Mein Schreiben. Täglich.

Teilen Sie mit mir unbeschwerte und schwere Gedanken in Prosa oder Lyrik und versuchen Sie, Grau in Blau zu verwandeln - unter welchem Himmel auch immer.

Mir fällt das oft selbst schwer genug...


Haben Sie auch reserviert?

∞  18 Februar 2009, 19:03

Wir reisen so ganz vergnügt ab Zürich Richtung Frankfurt. Der Zug ist noch fast ganz leer, aber ausgerechnet unser Tisch mit seinen vier Plätzen ist voll belegt. Man mach sich ein bisschen bekannt unter einander und tauscht auch mal eine Bemerkung nach rechts und nach gegenüber aus. Meine Mitreisenden werde ich in Karlsruhe verlieren.

In Freiburg zwängen sich dann deutlich mehr Reisende durch die Gänge und suchen nach ihren Plätzen. Nun, wo praktisch alle Sitze belegt sind, rollt eine dunkle Wolke heran, bestehend aus einer Handvoll älteren Damen mit großen Koffern und lauten Stimmen. Sie suchen nach ihren Platznummern. Das gleich ausbrechende Konfliktpotential ist offensichtlich:

Ein knochiger Finger schneidet durch die Luft und zeigt auf meine Nachbarin am Fenster.

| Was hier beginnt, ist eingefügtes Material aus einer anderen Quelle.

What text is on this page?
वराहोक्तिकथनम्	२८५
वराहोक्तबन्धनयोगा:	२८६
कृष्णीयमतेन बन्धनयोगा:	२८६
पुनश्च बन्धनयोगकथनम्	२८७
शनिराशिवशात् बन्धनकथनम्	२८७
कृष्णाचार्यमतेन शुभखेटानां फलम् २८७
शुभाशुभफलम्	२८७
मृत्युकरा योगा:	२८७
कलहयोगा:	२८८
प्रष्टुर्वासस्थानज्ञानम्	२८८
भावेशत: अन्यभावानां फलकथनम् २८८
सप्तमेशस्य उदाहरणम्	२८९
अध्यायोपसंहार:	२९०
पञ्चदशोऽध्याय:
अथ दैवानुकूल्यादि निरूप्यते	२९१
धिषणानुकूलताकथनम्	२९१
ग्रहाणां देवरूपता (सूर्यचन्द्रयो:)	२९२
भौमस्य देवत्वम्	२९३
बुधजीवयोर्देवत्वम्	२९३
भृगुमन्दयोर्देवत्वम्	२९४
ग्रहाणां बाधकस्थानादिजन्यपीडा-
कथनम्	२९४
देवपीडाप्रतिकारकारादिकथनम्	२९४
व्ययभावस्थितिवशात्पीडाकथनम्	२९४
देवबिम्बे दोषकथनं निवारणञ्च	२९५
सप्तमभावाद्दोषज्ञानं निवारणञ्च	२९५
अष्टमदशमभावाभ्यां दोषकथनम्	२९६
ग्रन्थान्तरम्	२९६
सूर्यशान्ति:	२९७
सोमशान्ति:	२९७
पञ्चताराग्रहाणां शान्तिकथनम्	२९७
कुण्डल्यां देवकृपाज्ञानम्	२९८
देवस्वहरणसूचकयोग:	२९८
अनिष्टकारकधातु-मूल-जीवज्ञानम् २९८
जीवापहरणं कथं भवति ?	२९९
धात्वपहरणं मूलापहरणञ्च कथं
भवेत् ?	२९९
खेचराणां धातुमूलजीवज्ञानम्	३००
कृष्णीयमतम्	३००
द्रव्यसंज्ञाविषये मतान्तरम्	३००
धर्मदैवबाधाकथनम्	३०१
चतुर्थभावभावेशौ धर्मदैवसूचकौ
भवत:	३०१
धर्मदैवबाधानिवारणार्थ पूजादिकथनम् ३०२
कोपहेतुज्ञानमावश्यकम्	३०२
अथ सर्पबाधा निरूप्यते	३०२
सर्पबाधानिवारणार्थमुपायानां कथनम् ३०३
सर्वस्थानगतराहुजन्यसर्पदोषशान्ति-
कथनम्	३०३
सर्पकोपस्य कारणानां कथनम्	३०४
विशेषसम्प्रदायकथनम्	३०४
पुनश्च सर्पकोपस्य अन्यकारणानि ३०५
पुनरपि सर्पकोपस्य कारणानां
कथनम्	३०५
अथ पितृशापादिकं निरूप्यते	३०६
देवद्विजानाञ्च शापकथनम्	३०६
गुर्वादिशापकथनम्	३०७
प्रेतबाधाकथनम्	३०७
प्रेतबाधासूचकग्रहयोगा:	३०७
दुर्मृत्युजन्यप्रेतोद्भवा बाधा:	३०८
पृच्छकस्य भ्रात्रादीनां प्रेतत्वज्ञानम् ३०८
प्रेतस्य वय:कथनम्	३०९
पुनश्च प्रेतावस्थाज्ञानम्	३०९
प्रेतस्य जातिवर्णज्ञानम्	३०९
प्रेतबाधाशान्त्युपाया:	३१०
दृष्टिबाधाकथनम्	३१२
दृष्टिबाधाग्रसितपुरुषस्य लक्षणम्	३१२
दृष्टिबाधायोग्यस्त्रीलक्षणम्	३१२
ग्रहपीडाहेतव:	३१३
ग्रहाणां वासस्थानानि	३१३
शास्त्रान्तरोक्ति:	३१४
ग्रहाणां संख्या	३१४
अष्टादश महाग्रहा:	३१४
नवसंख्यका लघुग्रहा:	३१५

“Diesen Sitz habe ICH reserviert.”

“Ich auch. In Wagen 6. Haben Sie auch Wagen 6?”

“Ja, das ist Wagen 6. “

“Das war nicht die Frage…”

Niemand kontrolliert oder zeigt gar sein Ticket.

Man scheint auf den Zugbegleiter zu warten und ist sich einig, dass das wieder mal eine Katastrophe ist mit der Deutschen Bahn und dem Personal. Bis eine der Matronen eine Bemerkung macht, aus der klar wird, dass die Gesellschaft Reservationen ab Karlsruhe hat, aber schon in Freiburg zugestiegen ist. Nun verziehen sich die Heldinnen der gepflegten Bahnreise, wobei sie das so umständlich tun, indem sie sich auf die freien einzelnen Plätze im ganzen Wagen verteilen, dass verschiedene Mitpassagiere mehrmals aufstehen müssen, bis alle mit ihrem Plätzchen zufrieden sind.

In Karslruhe folgt dann der grosse Platzwechsel, und die beiden Anführerinnen bemühen sich an unsere Sitzgruppe und nehmen fliegend ihre Sitzplätze am Fenster ein.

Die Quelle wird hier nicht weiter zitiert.